A total of 32 RCTs were included (n=5,212 participants); five were paediatric trials and the remaining 27 were adult trials. Significant heterogeneity was not reported for any of the following analyses.
Primary endpoint - 50% responder rate:
The relative risk ratio of the 50% responder rate between adults and children was 0.67 (95% CI 0.51 to 0.89). The meta-regression confirmed these findings showing a significant relation between age of patients and treatment effect, with a larger effect seen in adults (p=0.02). The 50% responder rate for patients receiving placebo was significantly higher in children (19%) than adults (9.9%) based on logistic regression (p<0.001). Restricting the analyses to comparable doses did not alter the results.
Secondary endpoints:
The relative risk of seizure-free rate (data available only for gabapentin, levetiracetam, oxcarbazepine and topiramate) was not significantly different between paediatric and adult patients.

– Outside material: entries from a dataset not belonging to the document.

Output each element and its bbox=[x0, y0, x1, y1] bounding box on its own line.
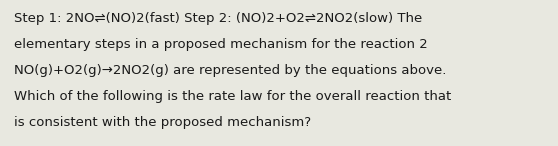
Text: Which of the following is the rate law for the overall reaction that: Which of the following is the rate law f… bbox=[14, 90, 451, 103]
Text: is consistent with the proposed mechanism?: is consistent with the proposed mechanis… bbox=[14, 116, 311, 129]
Text: NO(g)+O2(g)→2NO2(g) are represented by the equations above.: NO(g)+O2(g)→2NO2(g) are represented by t… bbox=[14, 64, 446, 77]
Text: Step 1: 2NO⇌(NO)2(fast) Step 2: (NO)2+O2⇌2NO2(slow) The: Step 1: 2NO⇌(NO)2(fast) Step 2: (NO)2+O2… bbox=[14, 12, 422, 25]
Text: elementary steps in a proposed mechanism for the reaction 2: elementary steps in a proposed mechanism… bbox=[14, 38, 427, 51]
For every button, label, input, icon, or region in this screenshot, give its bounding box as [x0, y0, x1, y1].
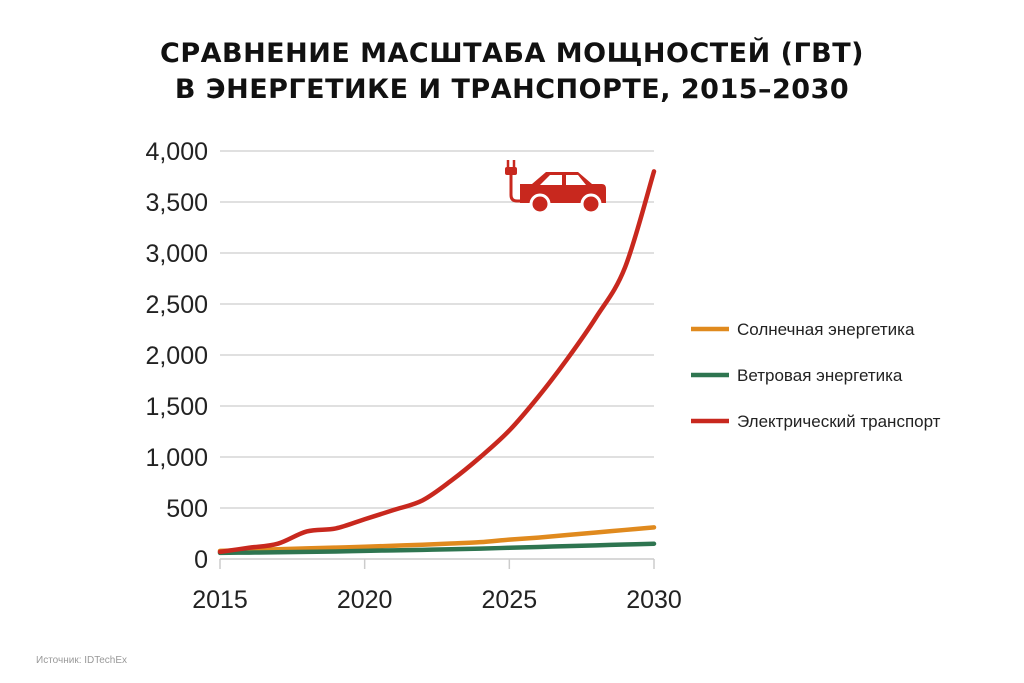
- x-tick-label: 2015: [192, 586, 248, 614]
- legend-label: Ветровая энергетика: [737, 366, 903, 385]
- x-tick-label: 2025: [482, 586, 538, 614]
- series-line: [217, 541, 657, 556]
- electric-car-icon: [505, 160, 606, 215]
- chart-title: СРАВНЕНИЕ МАСШТАБА МОЩНОСТЕЙ (ГВТ) В ЭНЕ…: [0, 36, 1024, 108]
- x-tick-label: 2030: [626, 586, 682, 614]
- title-line-1: СРАВНЕНИЕ МАСШТАБА МОЩНОСТЕЙ (ГВТ): [160, 38, 864, 69]
- y-tick-label: 1,000: [145, 444, 208, 472]
- legend-label: Солнечная энергетика: [737, 320, 915, 339]
- series-line: [217, 525, 657, 554]
- title-line-2: В ЭНЕРГЕТИКЕ И ТРАНСПОРТЕ, 2015–2030: [174, 74, 850, 105]
- y-tick-label: 3,500: [145, 189, 208, 217]
- y-tick-label: 0: [194, 546, 208, 574]
- legend-label: Электрический транспорт: [737, 412, 941, 431]
- y-tick-label: 3,000: [145, 240, 208, 268]
- y-tick-label: 2,500: [145, 291, 208, 319]
- y-tick-label: 2,000: [145, 342, 208, 370]
- source-note: Источник: IDTechEx: [36, 655, 128, 666]
- series-line: [217, 169, 657, 555]
- y-tick-label: 500: [166, 495, 208, 523]
- x-tick-label: 2020: [337, 586, 393, 614]
- y-tick-label: 4,000: [145, 138, 208, 166]
- y-tick-label: 1,500: [145, 393, 208, 421]
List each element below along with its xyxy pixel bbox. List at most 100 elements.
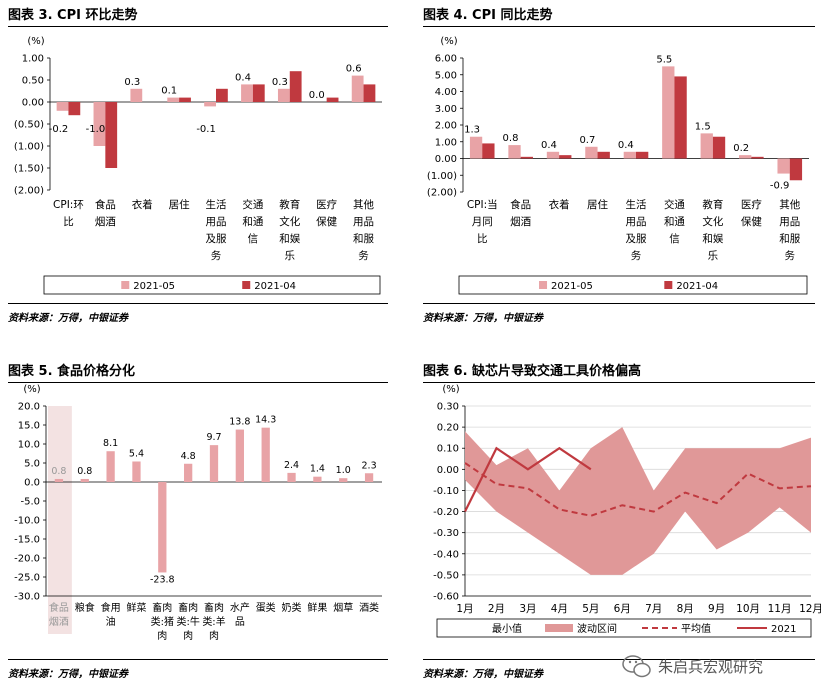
data-label: 0.2 (733, 143, 749, 154)
bar-2021-05 (130, 88, 143, 102)
x-tick-label: 7月 (645, 603, 662, 615)
bar-2021-04 (751, 156, 764, 159)
legend-label: 2021-04 (676, 281, 718, 292)
x-tick-label: 医疗 (316, 198, 337, 211)
legend-swatch-band (545, 624, 573, 632)
chart-source: 资料来源：万得，中银证券 (8, 313, 128, 324)
bar-2021-04 (789, 158, 803, 181)
chart-title: 图表 5. 食品价格分化 (8, 364, 136, 379)
x-tick-label: 及服 (626, 233, 647, 245)
x-tick-label: 畜肉 (178, 601, 198, 614)
y-tick-label: 6.00 (435, 54, 457, 65)
bar (54, 478, 64, 482)
source-rule (423, 659, 815, 660)
chart-source: 资料来源：万得，中银证券 (8, 669, 128, 680)
bar-2021-05 (739, 155, 752, 159)
y-tick-label: 1.00 (435, 137, 457, 148)
data-label: 0.8 (503, 133, 519, 144)
x-tick-label: 肉 (183, 629, 193, 642)
x-tick-label: 12月 (799, 603, 823, 615)
y-tick-label: 5.00 (435, 70, 457, 81)
legend-label: 2021-04 (254, 281, 296, 292)
y-tick-label: 0.00 (437, 465, 459, 476)
x-tick-label: 水产 (230, 601, 250, 614)
x-tick-label: 烟草 (333, 601, 353, 614)
x-tick-label: 保健 (316, 215, 337, 228)
bar-2021-05 (469, 136, 483, 159)
bar-2021-05 (204, 102, 216, 107)
x-tick-label: 类:羊 (202, 615, 225, 628)
x-tick-label: 生活 (206, 198, 227, 211)
bar-2021-05 (167, 97, 180, 102)
x-tick-label: 1月 (456, 603, 473, 615)
x-tick-label: 蛋类 (256, 601, 276, 614)
bar-2021-04 (636, 151, 649, 159)
bar-2021-05 (56, 102, 69, 111)
data-label: 0.6 (346, 64, 362, 75)
y-tick-label: -0.20 (433, 507, 459, 518)
x-tick-label: 和通 (664, 216, 685, 228)
bar (364, 473, 374, 482)
x-tick-label: 烟酒 (49, 615, 69, 628)
bar-2021-04 (68, 102, 81, 116)
bar-2021-04 (326, 97, 339, 102)
y-tick-label: -5.0 (20, 497, 40, 508)
x-tick-label: 奶类 (282, 601, 302, 614)
bar (235, 429, 244, 482)
x-tick-label: 务 (211, 249, 222, 262)
watermark-text: 朱启兵宏观研究 (658, 658, 764, 676)
x-tick-label: 食品 (95, 198, 116, 211)
data-label: -0.9 (770, 181, 790, 192)
y-tick-label: 0.00 (22, 98, 44, 109)
y-tick-label: -25.0 (14, 573, 40, 584)
chart-title: 图表 4. CPI 同比走势 (423, 8, 553, 23)
data-label: 8.1 (103, 438, 118, 449)
range-band (465, 427, 811, 575)
source-rule (8, 303, 388, 304)
x-tick-label: 乐 (708, 250, 719, 262)
panel-transport-prices: 图表 6. 缺芯片导致交通工具价格偏高 (%) 0.30 0.20 0.10 0.00 -… (423, 356, 823, 686)
data-label: 5.5 (656, 54, 672, 65)
y-tick-label: (0.50) (14, 120, 44, 131)
bar-2021-04 (289, 71, 302, 102)
x-tick-label: 居住 (169, 198, 190, 211)
data-label: 0.4 (541, 140, 557, 151)
data-label: -0.1 (196, 124, 216, 135)
legend-label: 最小值 (492, 622, 522, 635)
data-label: 14.3 (255, 415, 276, 426)
x-tick-label: 和娱 (702, 232, 723, 245)
x-tick-label: 食品 (49, 601, 69, 614)
x-tick-label: CPI:当 (467, 198, 498, 211)
x-tick-label: 交通 (664, 198, 685, 211)
legend-swatch (664, 281, 673, 289)
y-tick-label: 15.0 (18, 421, 40, 432)
x-tick-label: 畜肉 (152, 601, 172, 614)
x-tick-label: 及服 (206, 233, 227, 245)
bar (158, 482, 167, 573)
data-label: 1.5 (695, 121, 711, 132)
x-tick-label: 类:牛 (176, 615, 199, 628)
x-tick-label: 文化 (279, 215, 300, 228)
x-tick-label: 用品 (353, 216, 374, 228)
y-tick-label: -0.50 (433, 570, 459, 581)
bar (209, 445, 219, 482)
bar-2021-05 (777, 158, 790, 174)
x-tick-label: 和娱 (279, 232, 300, 245)
x-tick-label: 其他 (779, 198, 800, 211)
data-label: 0.0 (309, 90, 325, 101)
y-tick-label: (1.00) (427, 171, 457, 182)
x-tick-label: 衣着 (549, 198, 570, 211)
legend-label: 平均值 (681, 622, 711, 635)
bar-2021-05 (546, 151, 560, 159)
x-tick-label: 食品 (510, 198, 531, 211)
y-axis-label: (%) (442, 384, 459, 395)
y-tick-label: (1.00) (14, 142, 44, 153)
legend-box (436, 618, 812, 638)
bar-2021-05 (623, 151, 636, 159)
highlight-column (48, 406, 72, 634)
x-tick-label: 6月 (614, 603, 631, 615)
watermark: 朱启兵宏观研究 (618, 652, 818, 684)
data-label: 0.3 (124, 77, 140, 88)
data-label: 0.3 (272, 77, 288, 88)
bar (287, 472, 296, 482)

Total withdrawal rates were significantly lower in paediatric trials (RR ratio 0.65, 95% CI 0.43 to 0.98); this finding was confirmed by the meta-regression (p=0.004). Withdrawal rates for adverse events were also significantly lower in children (RR ratio 0.51, 95% CI 0.26 to 0.98), although this was not confirmed by the meta-regression (p=0.08). There were no significant differences between adults and children for seizure aggravation withdrawal rates, although logistic regression showed that children receiving placebo dropped out more frequently than adults for seizure aggravation (p=0.001).